The tax gap of R50 billion for 2017 is a glaring signal of the desperation in our economy. The main highlight of the budget statement was simply the honesty with which it was delivered. In a world where the trust deficit between the politicians, the electorate and society widens with every single scandal, it is most refreshing to see a statement that stated the hard truths.

As Minister Gigaba articulated, the economy remains binary and rigid in multiple facets. Market concentration in key sectors makes the much-needed growth in small enterprises difficult to achieve. The consequence of such concentration patterns is that once the big market players reach a saturation point, there are no small players to keep the growth momentum in the winder economy. The government’s own spending patterns focus on the polar ends of the economic divide – social assistance for the poor and bailouts for state entities – not much happens in between.
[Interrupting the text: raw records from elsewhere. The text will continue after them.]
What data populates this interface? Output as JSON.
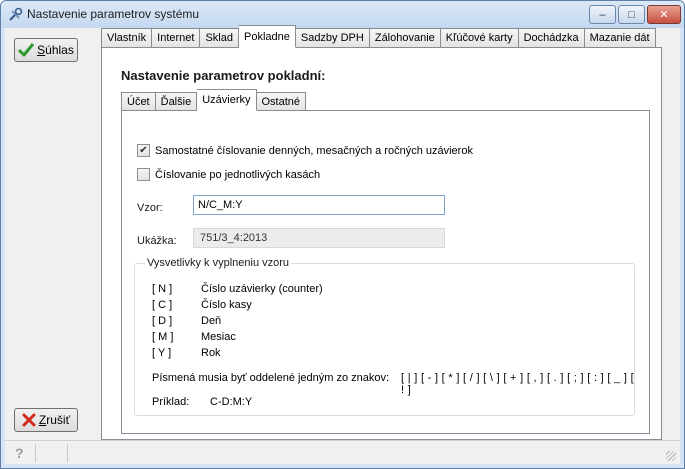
{
  "window": {
    "title": "Nastavenie parametrov systému",
    "minimize": "–",
    "maximize": "□",
    "close": "✕"
  },
  "side": {
    "ok_label": "Súhlas",
    "cancel_label": "Zrušiť"
  },
  "tabs_top": [
    {
      "label": "Vlastník",
      "active": false
    },
    {
      "label": "Internet",
      "active": false
    },
    {
      "label": "Sklad",
      "active": false
    },
    {
      "label": "Pokladne",
      "active": true
    },
    {
      "label": "Sadzby DPH",
      "active": false
    },
    {
      "label": "Zálohovanie",
      "active": false
    },
    {
      "label": "Kľúčové karty",
      "active": false
    },
    {
      "label": "Dochádzka",
      "active": false
    },
    {
      "label": "Mazanie dát",
      "active": false
    }
  ],
  "panel": {
    "heading": "Nastavenie parametrov pokladní:"
  },
  "tabs_inner": [
    {
      "label": "Účet",
      "active": false
    },
    {
      "label": "Ďalšie",
      "active": false
    },
    {
      "label": "Uzávierky",
      "active": true
    },
    {
      "label": "Ostatné",
      "active": false
    }
  ],
  "options": {
    "separate_numbering": {
      "label": "Samostatné číslovanie denných, mesačných a ročných uzávierok",
      "checked": true
    },
    "per_register": {
      "label": "Číslovanie po jednotlivých kasách",
      "checked": false
    }
  },
  "fields": {
    "vzor_label": "Vzor:",
    "vzor_value": "N/C_M:Y",
    "ukazka_label": "Ukážka:",
    "ukazka_value": "751/3_4:2013"
  },
  "legend": {
    "title": "Vysvetlivky k vyplneniu vzoru",
    "items": [
      {
        "key": "[ N ]",
        "desc": "Číslo uzávierky (counter)"
      },
      {
        "key": "[ C ]",
        "desc": "Číslo kasy"
      },
      {
        "key": "[ D ]",
        "desc": "Deň"
      },
      {
        "key": "[ M ]",
        "desc": "Mesiac"
      },
      {
        "key": "[ Y ]",
        "desc": "Rok"
      }
    ],
    "separator_text": "Písmená musia byť oddelené jedným zo znakov:",
    "separator_chars": "[ | ] [ - ] [ * ] [ / ] [ \\ ] [ + ] [ , ] [ . ] [ ; ] [ : ] [ _ ] [ ! ]",
    "example_label": "Príklad:",
    "example_value": "C-D:M:Y"
  },
  "colors": {
    "ok_check": "#2e9a2e",
    "cancel_x": "#d02a1e"
  }
}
In light of this, one would expect that any budget statement would specifically identify ways of addressing these challenges. Each of the recent budget statements has made loose references to the National Development Plan whose goals become more elusive each year. Minister Gigaba’s speech could have also highlighted that the objectives of the NDP are in the extreme, difficult to achieve in the context of the current economic fundamentals. More importantly, government seems to be unable to articulate whether the NDP goals should drive monetary and fiscal policy or if the NDP is to be a bye-product of the economic fundamentals. If one sees the NDP as the end result then the budget statement should be able to link the revised economic outcomes to the prospects of the NDP’s ambitions being adjusted.
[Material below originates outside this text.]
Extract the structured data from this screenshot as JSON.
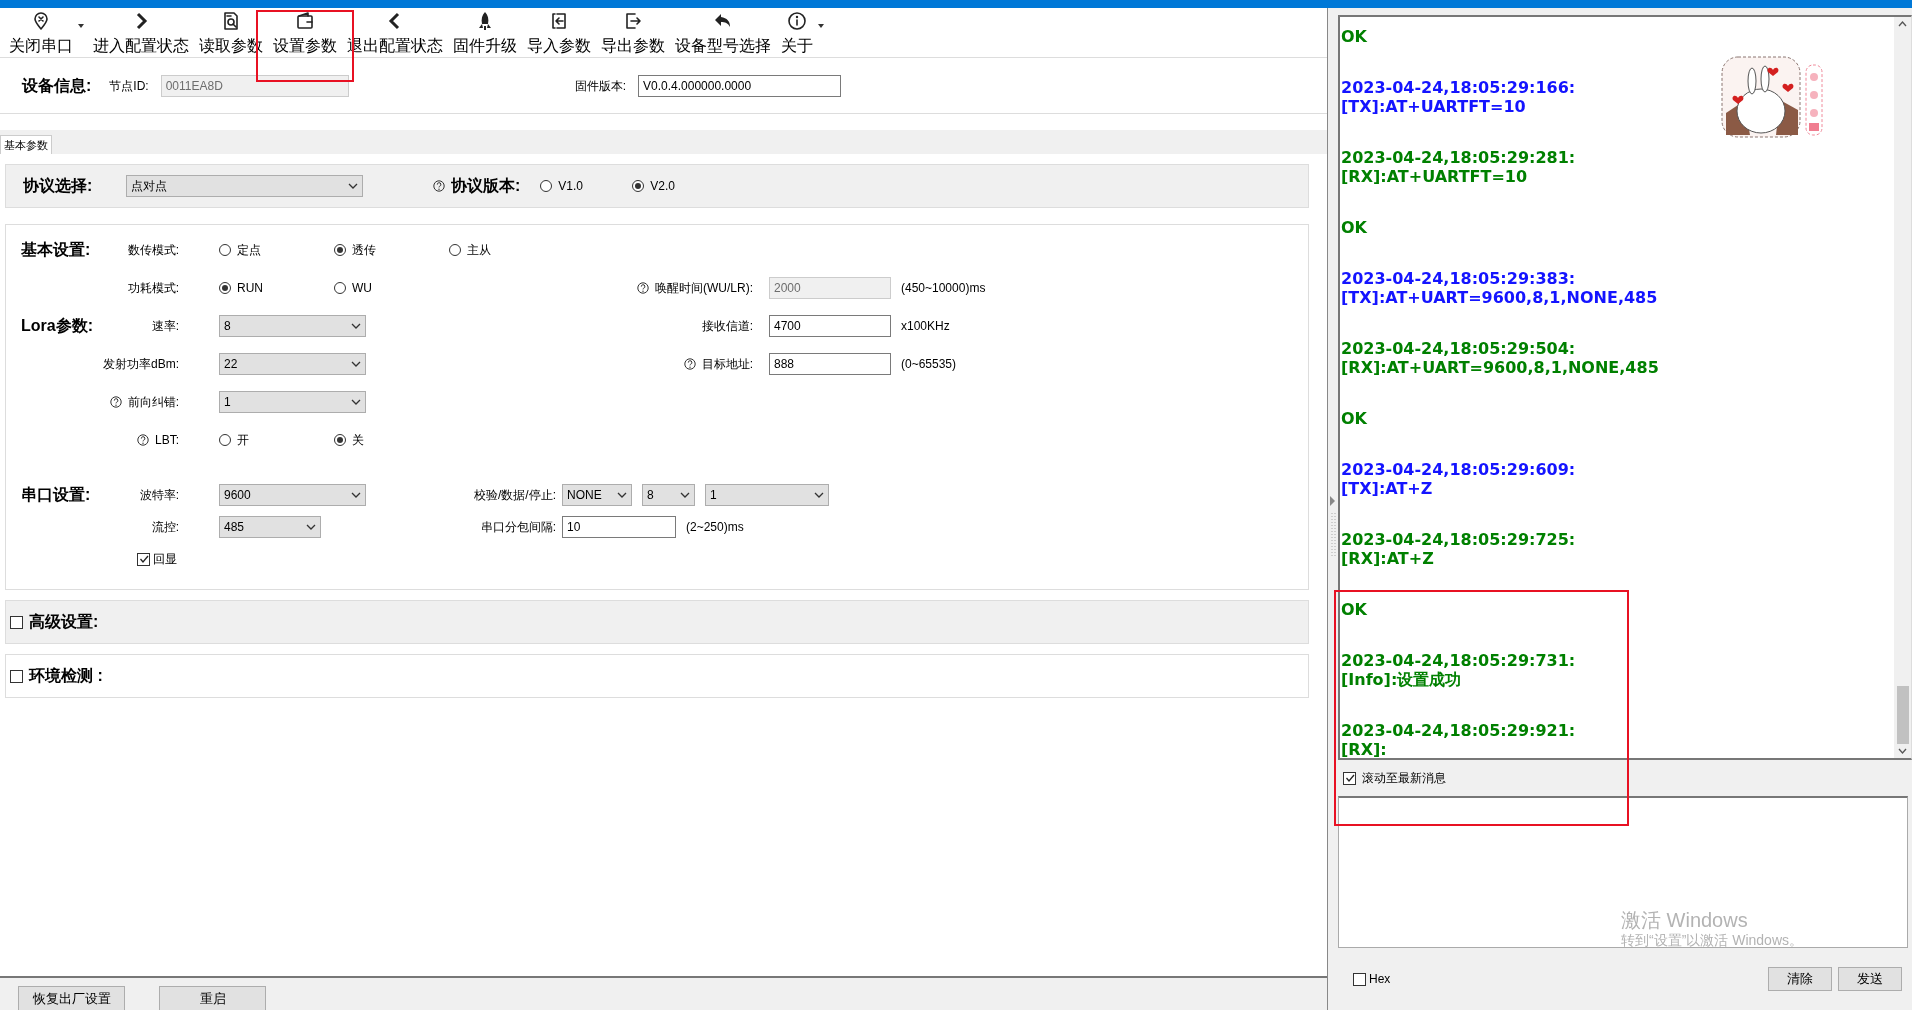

In the alternative, if the NDP is to be pursued at all costs, we should be able to see this commitment in the budget statements. One glaring example is the NDP’s estimate on graduate outcomes. It is said that South Africa needs to have 400 000 new university graduates in the system by 2030. The day before the budget statement was delivered, Statistics SA highlighted that one of the key weaknesses in the education and skills rollout in the country is the low graduate outputs. We are hopeful to soon learn on what will be done to address the constipation in the university system in order to meet the NDP goals in this respect.

The Minister indicated that the sale of the Telkom stake will be supplemented by an option to buy it back in the future. In explaining the rationale for this approach, the Minister indicated that SAA remains a strategic asset which needs to be kept afloat. Additionally, the option of an equity injection into SAA remains on the cards. Whilst this all makes sense, it is possibly worth noting that the sale of the Telkom stake simply means the current dividend stream – which the fiscus desperately needs – will be sacrificed until the state is able to buy back the Telkom shares in the future. Given the declining state of public finances, it is difficult to understand this action as a suitable one. And in a speech which articulates that the state is not actually averse to a third party equity injection into SAA, surely the acceleration of that transaction rather than the sale of the Telkom stake would have made more economic sense in the current climate.

Another key issue noted by ABASA is that the state is now in danger of breaking its own spending ceiling by R3,9 billion. A few days before the speech, the Auditor-General indicated that the prevalence of fruitless, wasteful and irregular expenditure in state departments and enterprises remains a problem. We would then have expected a clear commitment from the minister to address such inefficiencies within the public sector as one of the ways in which the state of public finances can be improved.

The nature of such dilemmas relating to public finances is that most of what we interrogate relates to past actions which can no longer be remedied. What is needed at this stage is a collective effort by all stakeholders within and outside the state to lift us out of the current situation. After all, a viable economy is necessary for us to all enjoy the rights associated with our citizenship and the South African Constitution.